From the
“
security by obscurity doesn’t work
”
files:
LAS VEGAS — Though Apple isn’t officially presenting at Black Hat, Apple is definitely in the crosshairs of security researchers.
In a session given by famous security researcher Petko D. Petkov, attendees were told about how a particular Apple QuickTime URI handling flaw was discovered. Petkov also gave the audience a tip, that there are plenty more Zero Day bugs to be found for other researchers who concentrate on looking at applications that will accept addresses that then trigger a file protocol URI function.
Ever heard of Mac OS X rootkits?
Neither had I, but I sat in part of a session in wish Jesse D’Aguanno talked about his MAC OS X rootkit called iRK. From the part of the talk that I saw it sure looked like the real deal to me, but of course to get a rootkit onto a Mac (to do whatever damage you want) you have to have root.

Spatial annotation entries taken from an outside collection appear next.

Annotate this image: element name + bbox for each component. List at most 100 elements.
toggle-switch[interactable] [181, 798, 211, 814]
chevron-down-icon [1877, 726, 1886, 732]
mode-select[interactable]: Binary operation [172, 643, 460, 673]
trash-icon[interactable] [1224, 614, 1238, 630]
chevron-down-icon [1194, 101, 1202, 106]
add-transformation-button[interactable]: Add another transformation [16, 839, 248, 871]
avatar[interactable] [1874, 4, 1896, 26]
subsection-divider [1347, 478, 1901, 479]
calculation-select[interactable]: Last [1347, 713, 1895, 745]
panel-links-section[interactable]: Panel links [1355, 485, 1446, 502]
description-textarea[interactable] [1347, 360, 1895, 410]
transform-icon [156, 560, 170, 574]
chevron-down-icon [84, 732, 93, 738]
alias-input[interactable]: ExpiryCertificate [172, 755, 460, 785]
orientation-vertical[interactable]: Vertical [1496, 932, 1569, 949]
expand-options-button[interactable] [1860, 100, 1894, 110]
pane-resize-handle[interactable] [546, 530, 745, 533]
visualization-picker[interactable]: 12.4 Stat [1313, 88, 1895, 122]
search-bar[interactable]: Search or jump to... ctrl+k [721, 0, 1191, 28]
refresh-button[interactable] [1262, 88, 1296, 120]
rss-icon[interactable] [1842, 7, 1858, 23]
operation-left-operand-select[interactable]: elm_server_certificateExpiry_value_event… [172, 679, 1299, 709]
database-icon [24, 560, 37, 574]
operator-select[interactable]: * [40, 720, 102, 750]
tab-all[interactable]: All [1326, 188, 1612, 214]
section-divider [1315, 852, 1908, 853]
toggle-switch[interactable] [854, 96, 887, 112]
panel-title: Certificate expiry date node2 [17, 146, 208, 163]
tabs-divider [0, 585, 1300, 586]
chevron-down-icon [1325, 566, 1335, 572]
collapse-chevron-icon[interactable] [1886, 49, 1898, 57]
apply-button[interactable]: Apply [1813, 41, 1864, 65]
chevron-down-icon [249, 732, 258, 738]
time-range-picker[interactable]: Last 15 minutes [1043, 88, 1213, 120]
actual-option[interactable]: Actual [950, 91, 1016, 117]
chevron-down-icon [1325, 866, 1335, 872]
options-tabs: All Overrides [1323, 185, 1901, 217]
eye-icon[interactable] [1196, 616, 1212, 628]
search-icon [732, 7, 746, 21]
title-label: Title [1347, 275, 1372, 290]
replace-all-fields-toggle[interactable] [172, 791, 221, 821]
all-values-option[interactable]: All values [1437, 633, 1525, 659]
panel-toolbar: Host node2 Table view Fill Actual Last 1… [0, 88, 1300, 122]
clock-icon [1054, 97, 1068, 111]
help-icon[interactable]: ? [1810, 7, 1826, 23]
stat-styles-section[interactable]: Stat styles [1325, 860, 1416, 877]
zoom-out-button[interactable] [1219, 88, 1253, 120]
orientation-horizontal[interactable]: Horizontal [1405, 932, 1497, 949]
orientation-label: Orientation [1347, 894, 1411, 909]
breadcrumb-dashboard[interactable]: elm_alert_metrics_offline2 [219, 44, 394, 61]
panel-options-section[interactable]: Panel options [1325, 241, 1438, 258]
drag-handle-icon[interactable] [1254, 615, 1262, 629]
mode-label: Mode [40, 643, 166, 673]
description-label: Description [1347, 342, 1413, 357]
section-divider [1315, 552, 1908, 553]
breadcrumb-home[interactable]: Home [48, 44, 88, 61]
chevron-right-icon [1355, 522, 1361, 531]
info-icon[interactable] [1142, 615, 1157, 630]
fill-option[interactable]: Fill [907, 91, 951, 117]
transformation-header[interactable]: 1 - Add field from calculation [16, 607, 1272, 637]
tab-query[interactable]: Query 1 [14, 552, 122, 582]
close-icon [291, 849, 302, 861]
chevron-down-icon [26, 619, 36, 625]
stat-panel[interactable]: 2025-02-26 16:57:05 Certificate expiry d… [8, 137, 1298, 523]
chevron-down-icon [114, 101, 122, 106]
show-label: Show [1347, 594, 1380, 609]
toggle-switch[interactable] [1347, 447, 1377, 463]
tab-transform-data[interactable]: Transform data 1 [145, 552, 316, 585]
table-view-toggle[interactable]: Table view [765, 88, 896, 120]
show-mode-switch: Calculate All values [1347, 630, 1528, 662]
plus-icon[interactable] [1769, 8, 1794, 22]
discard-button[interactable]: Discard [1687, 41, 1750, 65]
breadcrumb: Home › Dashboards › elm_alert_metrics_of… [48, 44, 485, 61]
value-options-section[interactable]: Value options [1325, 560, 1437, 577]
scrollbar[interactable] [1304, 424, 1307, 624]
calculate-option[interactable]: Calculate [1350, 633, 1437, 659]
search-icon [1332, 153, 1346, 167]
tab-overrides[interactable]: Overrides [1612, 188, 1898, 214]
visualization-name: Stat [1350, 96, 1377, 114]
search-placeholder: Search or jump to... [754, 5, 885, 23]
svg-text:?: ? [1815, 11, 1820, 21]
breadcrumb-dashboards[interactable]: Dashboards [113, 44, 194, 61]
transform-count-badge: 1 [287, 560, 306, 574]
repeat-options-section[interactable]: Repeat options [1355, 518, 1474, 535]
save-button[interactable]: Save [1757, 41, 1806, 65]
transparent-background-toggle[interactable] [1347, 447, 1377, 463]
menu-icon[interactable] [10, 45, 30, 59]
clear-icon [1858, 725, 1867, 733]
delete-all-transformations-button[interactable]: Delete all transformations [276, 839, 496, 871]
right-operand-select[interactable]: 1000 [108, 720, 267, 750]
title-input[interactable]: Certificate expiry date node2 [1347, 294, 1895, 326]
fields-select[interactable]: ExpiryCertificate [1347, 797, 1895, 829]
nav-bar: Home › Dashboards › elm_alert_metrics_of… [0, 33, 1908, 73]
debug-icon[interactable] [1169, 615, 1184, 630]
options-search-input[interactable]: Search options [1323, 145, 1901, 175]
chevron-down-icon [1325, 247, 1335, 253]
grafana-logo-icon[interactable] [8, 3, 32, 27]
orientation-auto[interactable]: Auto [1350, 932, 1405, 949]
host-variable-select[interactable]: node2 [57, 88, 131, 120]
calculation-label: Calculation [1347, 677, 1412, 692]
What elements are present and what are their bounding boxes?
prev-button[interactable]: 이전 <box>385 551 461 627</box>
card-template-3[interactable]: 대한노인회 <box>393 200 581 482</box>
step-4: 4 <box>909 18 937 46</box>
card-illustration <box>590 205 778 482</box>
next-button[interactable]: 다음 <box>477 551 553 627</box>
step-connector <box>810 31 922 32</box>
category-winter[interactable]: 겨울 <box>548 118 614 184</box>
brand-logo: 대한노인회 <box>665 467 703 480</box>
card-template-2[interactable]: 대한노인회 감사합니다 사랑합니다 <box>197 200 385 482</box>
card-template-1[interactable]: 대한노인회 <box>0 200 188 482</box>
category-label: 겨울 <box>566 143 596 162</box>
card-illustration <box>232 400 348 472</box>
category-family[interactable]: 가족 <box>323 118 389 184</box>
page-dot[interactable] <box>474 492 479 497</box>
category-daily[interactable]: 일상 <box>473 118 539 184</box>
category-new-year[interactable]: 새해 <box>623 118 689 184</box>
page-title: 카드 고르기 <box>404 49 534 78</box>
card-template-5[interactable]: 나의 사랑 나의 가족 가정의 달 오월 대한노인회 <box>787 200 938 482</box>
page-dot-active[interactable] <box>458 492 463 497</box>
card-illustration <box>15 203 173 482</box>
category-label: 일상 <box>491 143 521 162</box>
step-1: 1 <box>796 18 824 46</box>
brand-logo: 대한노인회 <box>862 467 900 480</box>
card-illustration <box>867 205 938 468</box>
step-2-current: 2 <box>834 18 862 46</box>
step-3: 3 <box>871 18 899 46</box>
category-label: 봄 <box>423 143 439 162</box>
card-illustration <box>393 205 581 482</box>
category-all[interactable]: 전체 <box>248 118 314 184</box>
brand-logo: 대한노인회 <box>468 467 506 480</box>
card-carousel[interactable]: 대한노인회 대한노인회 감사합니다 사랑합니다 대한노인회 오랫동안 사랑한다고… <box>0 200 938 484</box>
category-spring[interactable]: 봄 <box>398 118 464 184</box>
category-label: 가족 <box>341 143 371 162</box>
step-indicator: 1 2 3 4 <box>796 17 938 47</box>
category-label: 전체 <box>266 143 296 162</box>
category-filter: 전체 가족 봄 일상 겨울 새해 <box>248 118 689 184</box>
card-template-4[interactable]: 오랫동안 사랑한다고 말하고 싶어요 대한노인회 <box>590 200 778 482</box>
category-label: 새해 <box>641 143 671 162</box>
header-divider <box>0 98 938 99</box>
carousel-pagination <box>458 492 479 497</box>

So I skipped out on the rootkit session halfway to sit in on another session about reverse engineering on the Mac OS X. Tiller Beauchamp and David Weston gave a revised version of their talk from Black Hat DC about using Dtrace as a tool for security research. This time out their tool is called Re:Trace and it’s in Ruby and targets the Mac.
“You can fuzz an application and easily find all the places that are
vulnerable to heap overflow,” Beauchamp said. “Then we could figure what parts would be susceptible
to arbitrary code execution.”
So no, there were no major exploits for Apple actually revealed at Black Hat, but it sure looks to me like researchers are looking.